I think of Bill Taylor’s pipes in three time periods. The first period was 1984 (the first full year of production) through the very early 1990s. I have no idea if it was the briar or the methods, but the sandblasting during this period tended to be fantastic. Wonderfully grained, very deep and craggy but without really distorting the shape. Bill had left Dunhill to start Ashton and you could tell from the pipes made during this period that he was motivated- he not only was making pipes that were far superior to Dunhills made at the time, he was making pipes that really could be compared to pre-WWII Dunhills. The stems in this period were very thin, very flat, and a little wide. I think they are very comfortable but probably a little too thin for clenchers. He had two men working for him during this time, Frank Lincoln and Sid Cooper, who probably deserve a lot of the credit for these pipes. It can’t be a coincidence that after they left (I think they both passed away in the early 1990s) the pipes changed.
The second period (in my mind) was from the early 1990s to 2003. The blasts were still excellent but maybe not as frequently well grained and not quite as deep. The stems changed, not quite as thin and not as wide. At some point “Ashtonite” was introduced as a stem material and I’m still not sure exactly what it is. I think it’s just a slightly softer than usual lucite but I’m not sure. I love these pipes and I think it was the Ashtons of the 80’s and 90’s that spurred Dunhill to get their act together and back to making great pipes in the 1990s.
The final period (again, just in my mind) was 2003-2008. Bill dissolved his partnership with RD Field, his US importer and who closely collaborated on the creation of the brand, in 2003. I think Field was a critical check on QA, for all the great pipes that Bill produced he could get very sloppy and a lot of them needed to be returned rather than passed on to retailers. After 2003 this check didn’t exist and I think the pipes that made it to stores suffered for it.

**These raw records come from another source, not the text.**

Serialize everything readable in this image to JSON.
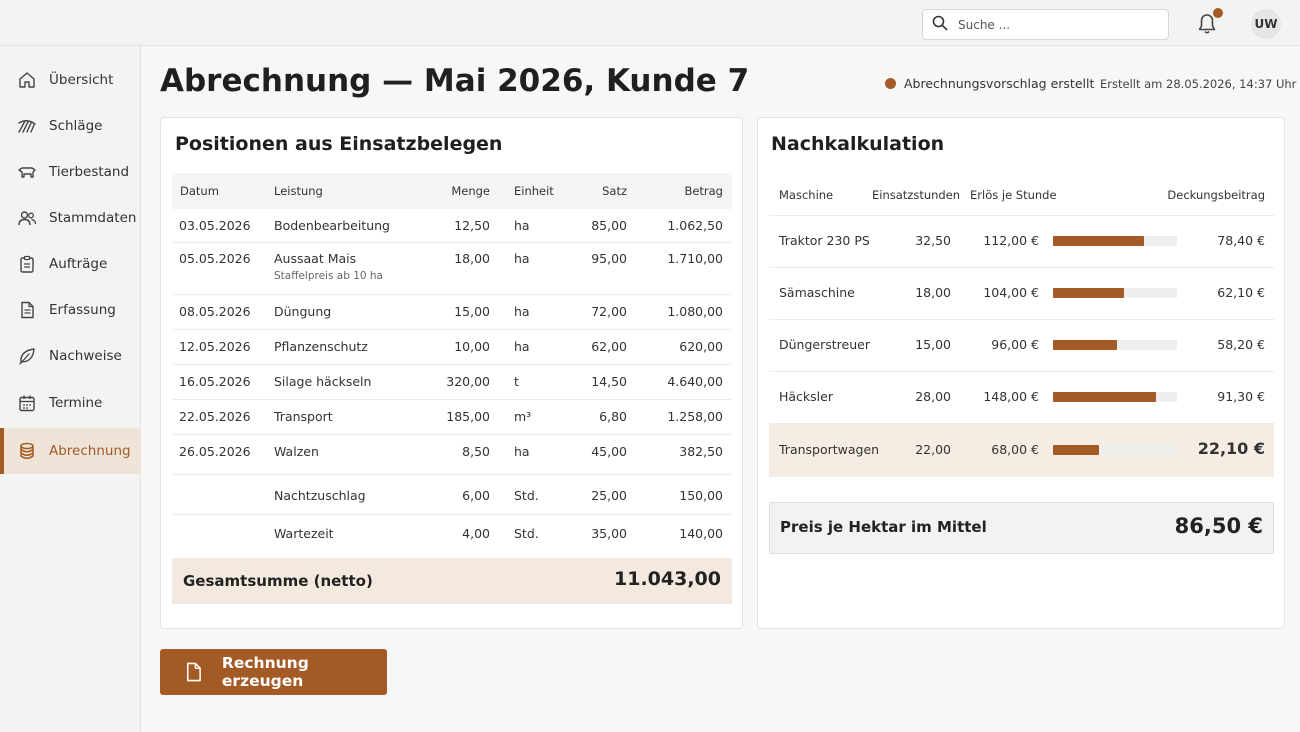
{
  "header": {
    "search_placeholder": "Suche ...",
    "avatar_initials": "UW",
    "notification_indicator_color": "#a45a24"
  },
  "sidebar": {
    "items": [
      {
        "label": "Übersicht",
        "icon": "home-icon"
      },
      {
        "label": "Schläge",
        "icon": "fields-icon"
      },
      {
        "label": "Tierbestand",
        "icon": "cow-icon"
      },
      {
        "label": "Stammdaten",
        "icon": "users-icon"
      },
      {
        "label": "Aufträge",
        "icon": "clipboard-icon"
      },
      {
        "label": "Erfassung",
        "icon": "document-icon"
      },
      {
        "label": "Nachweise",
        "icon": "leaf-icon"
      },
      {
        "label": "Termine",
        "icon": "calendar-icon"
      },
      {
        "label": "Abrechnung",
        "icon": "coins-icon",
        "active": true
      }
    ]
  },
  "page": {
    "title": "Abrechnung — Mai 2026, Kunde 7",
    "status": "Abrechnungsvorschlag erstellt",
    "status_color": "#a45a24",
    "created": "Erstellt am 28.05.2026, 14:37 Uhr"
  },
  "positions": {
    "title": "Positionen aus Einsatzbelegen",
    "columns": [
      "Datum",
      "Leistung",
      "Menge",
      "Einheit",
      "Satz",
      "Betrag"
    ],
    "rows": [
      {
        "datum": "03.05.2026",
        "leistung": "Bodenbearbeitung",
        "sub": "",
        "menge": "12,50",
        "einheit": "ha",
        "satz": "85,00",
        "betrag": "1.062,50"
      },
      {
        "datum": "05.05.2026",
        "leistung": "Aussaat Mais",
        "sub": "Staffelpreis ab 10 ha",
        "menge": "18,00",
        "einheit": "ha",
        "satz": "95,00",
        "betrag": "1.710,00"
      },
      {
        "datum": "08.05.2026",
        "leistung": "Düngung",
        "sub": "",
        "menge": "15,00",
        "einheit": "ha",
        "satz": "72,00",
        "betrag": "1.080,00"
      },
      {
        "datum": "12.05.2026",
        "leistung": "Pflanzenschutz",
        "sub": "",
        "menge": "10,00",
        "einheit": "ha",
        "satz": "62,00",
        "betrag": "620,00"
      },
      {
        "datum": "16.05.2026",
        "leistung": "Silage häckseln",
        "sub": "",
        "menge": "320,00",
        "einheit": "t",
        "satz": "14,50",
        "betrag": "4.640,00"
      },
      {
        "datum": "22.05.2026",
        "leistung": "Transport",
        "sub": "",
        "menge": "185,00",
        "einheit": "m³",
        "satz": "6,80",
        "betrag": "1.258,00"
      },
      {
        "datum": "26.05.2026",
        "leistung": "Walzen",
        "sub": "",
        "menge": "8,50",
        "einheit": "ha",
        "satz": "45,00",
        "betrag": "382,50"
      },
      {
        "datum": "",
        "leistung": "Nachtzuschlag",
        "sub": "",
        "menge": "6,00",
        "einheit": "Std.",
        "satz": "25,00",
        "betrag": "150,00"
      },
      {
        "datum": "",
        "leistung": "Wartezeit",
        "sub": "",
        "menge": "4,00",
        "einheit": "Std.",
        "satz": "35,00",
        "betrag": "140,00"
      }
    ],
    "total_label": "Gesamtsumme (netto)",
    "total_value": "11.043,00"
  },
  "nachkalkulation": {
    "title": "Nachkalkulation",
    "columns": [
      "Maschine",
      "Einsatzstunden",
      "Erlös je Stunde",
      "Deckungsbeitrag"
    ],
    "rows": [
      {
        "maschine": "Traktor 230 PS",
        "stunden": "32,50",
        "erloes": "112,00 €",
        "level": 0.73,
        "db": "78,40 €"
      },
      {
        "maschine": "Sämaschine",
        "stunden": "18,00",
        "erloes": "104,00 €",
        "level": 0.57,
        "db": "62,10 €"
      },
      {
        "maschine": "Düngerstreuer",
        "stunden": "15,00",
        "erloes": "96,00 €",
        "level": 0.52,
        "db": "58,20 €"
      },
      {
        "maschine": "Häcksler",
        "stunden": "28,00",
        "erloes": "148,00 €",
        "level": 0.83,
        "db": "91,30 €"
      },
      {
        "maschine": "Transportwagen",
        "stunden": "22,00",
        "erloes": "68,00 €",
        "level": 0.37,
        "db": "22,10 €",
        "highlight": true
      }
    ],
    "price_label": "Preis je Hektar im Mittel",
    "price_value": "86,50 €"
  },
  "actions": {
    "create_invoice": "Rechnung erzeugen"
  }
}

I think that the idea of the brand continuing after Bill‘s death is ridiculous. There was a man behind those pipes and he’s gone. That said I did buy two of the new JC pipes thinking that a good pipe is a good pipe no matter what the stamps and my biases say, so I should give them a shot. Both smoked terribly and the stems were uncomfortable. I also don‘t like the fact that the JC pipes run small for the size and Bill Taylor’s Ashtons ran big. I wouldn’t care except that they are priced on size.
I‘ve done a lot of generalizing here and I don‘t mean to say all X are good and all Y are bad. Just my general thoughts.